If I had £35 every time a student said “I don’t get linear interpolation,” I’d have pretty much the same business model as I do right now.

Everyone knows it’s something to do with finding medians and quartiles, and something to do with the class width and… stuff. Some can even start writing down a fraction.

However, there’s another way that involves less remembering and more… doing maths.

Why do you think it’s called linear?

You remember at GCSE, if you wanted to find the median from a cumulative frequency graph, you’d draw a line across from the index of the median and follow it down to the axis. That’s exactly what you do with linear interpolation except:

  • a) You don’t need to draw the graph, and
  • b) The graph is made up of straight lines rather than a smooth curve.

After that, the question is, what’s the straight line?

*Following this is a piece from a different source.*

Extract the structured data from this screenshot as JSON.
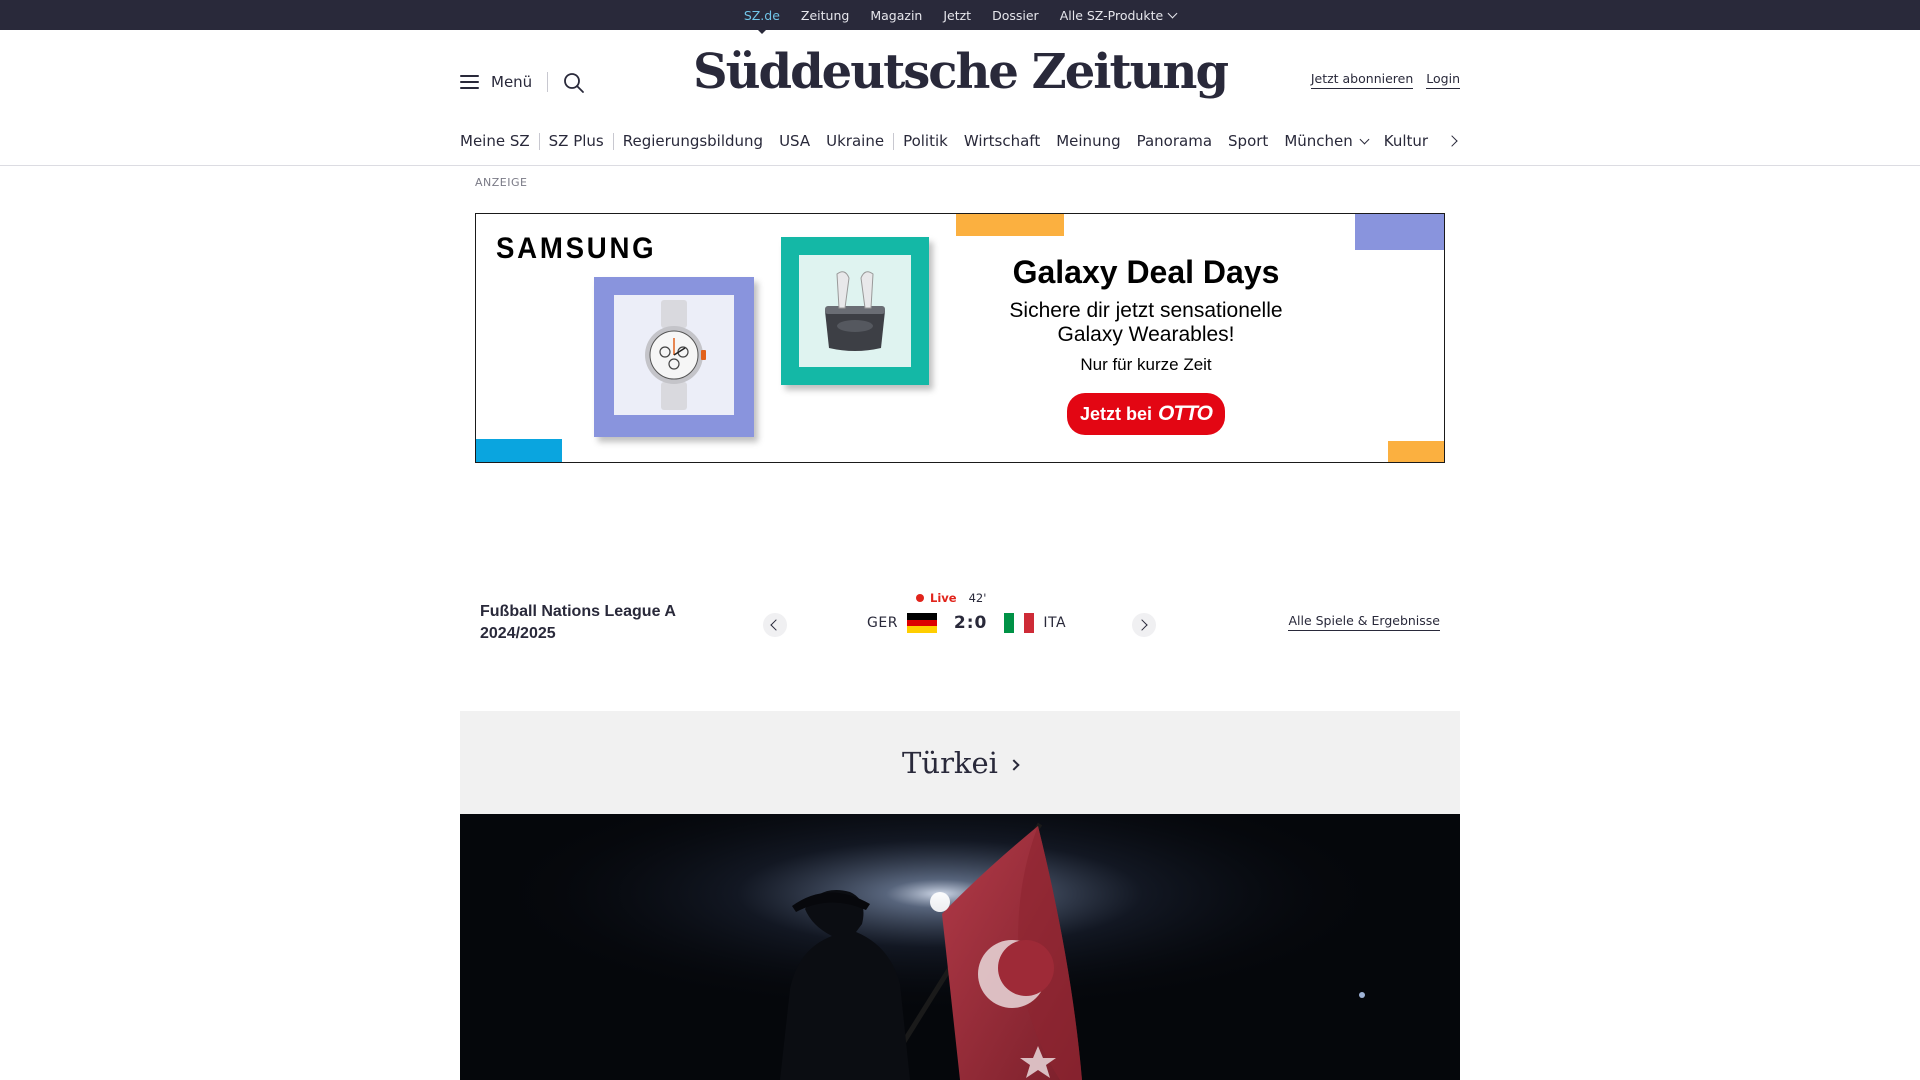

Well, if you were to draw the graph, it ought to go through the point at the end of the class below the median, and the end of the class containing the median. For example, if we had the table:

Height Frequency Cumulative
$0 \le x \lt 10$ 5 5
$10 \le x \lt 20$ 8 13
$20 \le x \lt 30$ 19 32
$30 \le x \lt 40$ 4 36

Since there are 36 whatevers, the median will be the height of the 18th thing. That’s in the third group - which begins at (20, 13) and ends at (30, 32). All we need to do is find the gradient of the line through those two points, and then the value of $x$ that gives us $y=18$.

So, the gradient is $\frac{32-13}{30-20} = 1.9$, which makes the equation of the line $y - 13 = 1.9(x-20)$, picking the lower point. It works just as well with the other.

Now, we want where $y=18$, so substitute that in to get $5 = 1.9 (x-20)$ and you can say $x-20 = \frac{5}{1.9}$ - or $x = 22.63$. That’s your interpolated value for the median!

One thing to watch out for

I’d be remiss in my duties if I didn’t tell you to watch out for sneaky frequency tables that don’t quite join up - where the measurements are rounded to the nearest whole number or similar. In that case, the lower end is half a unit lower than you might expect, and the upper end half a unit higher. For example, if you had classes of 7-8, 9-11 and 12-16 (all to the nearest whole number), the middle class is really 8.5 to 11.5.

This bit of sneakiness affects any method you use for finding the median - you’d do well to watch out for it!

  • Edited 2014-02-17 to fix a typo